中央値の算出自体は、numpy.median() を使用しました。中央値の算出は自前でも十分実装できますが、探索アルゴリズムが ndarray に最適化されているためか numpy.median() が一番速かったです。
以降のベンチマークは「グループごとの開始・終了インデックスを用いたアルゴリズム」で実施しました。
import pandas as pd
import numpy as np
import numba as nb
from numba import njit
# ①pandasのみ
def pandas_median(df):
return df.groupby('category')['value'].median()
# ②pandas + numpy
def pandas_np_median(df):
return df.groupby('category')['value'].apply(lambda x: np.median([*x], axis=0))
# ③numpyのみ
def grouped_median(values, categories):
# グループ数を計算
n_groups = np.max(categories) + 1 # catetoriesは0からの連番(整数・重複あり)
# 各グループの中央値を格納
medians = np.zeros(n_groups, dtype=np.float64)
# グループの開始インデックス初期化
start = 0
# グループごとに処理
for current_group in range(n_groups):
# 現在グループの終了インデックスを取得
end = start
while end < len(categories) and categories[end] == current_group:
end += 1
# 現在グループの中央値を取得
grouped_value = values[start:end]
medians[current_group] = np.median(grouped_value)
# 次グループの開始インデックスに更新
start = end
return medians
# ④numpy + Numba
@njit("f8[:](i4[:],i8[:])", cache=True)
def grouped_median_jit(values, categories):
# グループ数を計算
n_groups = np.max(categories) + 1 # catetoriesは0からの連番(整数・重複あり)
# ~以下省略~ grouped_median()に同じ
return medians
◆比較結果
10の3乗オーダーまで:④>③>①>② の順
10の3乗オーダー以降:④>①>③>≒② の順
※実際に集計を行う際は、10の3乗オーダー以上のデータを扱うことが殆どかと思います。

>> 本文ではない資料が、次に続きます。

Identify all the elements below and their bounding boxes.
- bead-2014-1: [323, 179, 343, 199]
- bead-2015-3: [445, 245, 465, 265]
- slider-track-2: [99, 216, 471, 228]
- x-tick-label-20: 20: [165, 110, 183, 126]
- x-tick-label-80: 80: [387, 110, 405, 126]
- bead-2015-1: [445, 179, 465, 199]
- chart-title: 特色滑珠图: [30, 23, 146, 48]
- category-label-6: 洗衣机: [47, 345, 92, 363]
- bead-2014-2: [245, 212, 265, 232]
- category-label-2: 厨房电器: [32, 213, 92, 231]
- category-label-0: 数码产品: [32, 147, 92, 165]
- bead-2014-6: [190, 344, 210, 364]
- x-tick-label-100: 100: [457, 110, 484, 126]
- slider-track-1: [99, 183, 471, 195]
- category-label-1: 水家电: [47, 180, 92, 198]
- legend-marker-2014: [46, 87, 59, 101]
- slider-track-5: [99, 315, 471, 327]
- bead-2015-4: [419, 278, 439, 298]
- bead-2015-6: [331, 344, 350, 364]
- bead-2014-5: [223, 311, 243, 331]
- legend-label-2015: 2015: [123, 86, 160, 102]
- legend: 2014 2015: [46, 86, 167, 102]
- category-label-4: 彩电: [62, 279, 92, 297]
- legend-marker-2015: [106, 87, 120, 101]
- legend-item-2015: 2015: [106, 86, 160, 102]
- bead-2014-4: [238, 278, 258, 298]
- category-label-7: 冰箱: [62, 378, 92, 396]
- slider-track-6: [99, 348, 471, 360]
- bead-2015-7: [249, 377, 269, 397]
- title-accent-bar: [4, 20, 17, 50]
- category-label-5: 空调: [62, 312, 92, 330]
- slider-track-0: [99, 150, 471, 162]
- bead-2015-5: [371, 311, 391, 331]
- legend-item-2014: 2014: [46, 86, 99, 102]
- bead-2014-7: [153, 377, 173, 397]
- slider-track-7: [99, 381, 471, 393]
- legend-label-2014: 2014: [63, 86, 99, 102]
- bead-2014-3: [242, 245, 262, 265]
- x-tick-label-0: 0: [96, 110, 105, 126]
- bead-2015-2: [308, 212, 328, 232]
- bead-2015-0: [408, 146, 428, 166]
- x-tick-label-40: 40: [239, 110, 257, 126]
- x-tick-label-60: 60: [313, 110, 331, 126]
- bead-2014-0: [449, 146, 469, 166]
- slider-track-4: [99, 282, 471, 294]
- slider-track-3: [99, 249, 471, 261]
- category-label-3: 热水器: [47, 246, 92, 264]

10の5乗オーダーまでは、明らかに ④numpy+Numba が速い
大規模データセットのときは ①pandas も悪くないが、それでも ④が速い
6. min() の比較
中央値と同様のアルゴリズムを使用します。
※③④の np.median() を np.min() に変更するだけ
import pandas as pd
import numpy as np
import numba as nb
from numba import njit
# ①pandasのみ
def pandas_min(df):
return df.groupby('category')['value'].min()
# ②pandas + numpy
def pandas_np_min(df):
return df.groupby('category')['value'].apply(lambda x: np.min([*x], axis=0))
# ③numpyのみ
def grouped_min(values, categories):
# グループの総数を計算
n_groups = np.max(categories) + 1 # catetoriesは0からの連番(整数・重複あり)
# 各グループの最小値を格納
mins = np.zeros(n_groups, dtype=np.float64)
# グループの開始インデックス初期化
start = 0
## グループごとに処理
for current_group in range(n_groups):
# 現在グループの終了インデックスを取得
end = start
while end < len(categories) and categories[end] == current_group:
end += 1
# 現在グループの最小値を取得
grouped_value = values[start:end]
mins[current_group] = np.min(grouped_value)
# 次グループの開始インデックスに更新
start = end
return mins
# ④numpy + Numba
@njit("f8[:](i4[:],i8[:])", cache=True)
def grouped_min_jit(values, categories):
# グループの総数を計算
n_groups = np.max(categories) + 1 # catetoriesは0からの連番(整数・重複あり)
# ~以下省略~ grouped_min()に同じ
return mins
◆比較結果
10の3乗オーダーまで:④>③>①>② の順
10の3乗オーダー以降:④>①>③>≒② の順
※実際に集計を行う際は、10の3乗オーダー以上のデータを扱うことが殆どかと思います。
中央値と同じ傾向でした。
ただ、最小値の方が中央値を探索するよりシンプルな線形探索になるため気持ち速い気がします。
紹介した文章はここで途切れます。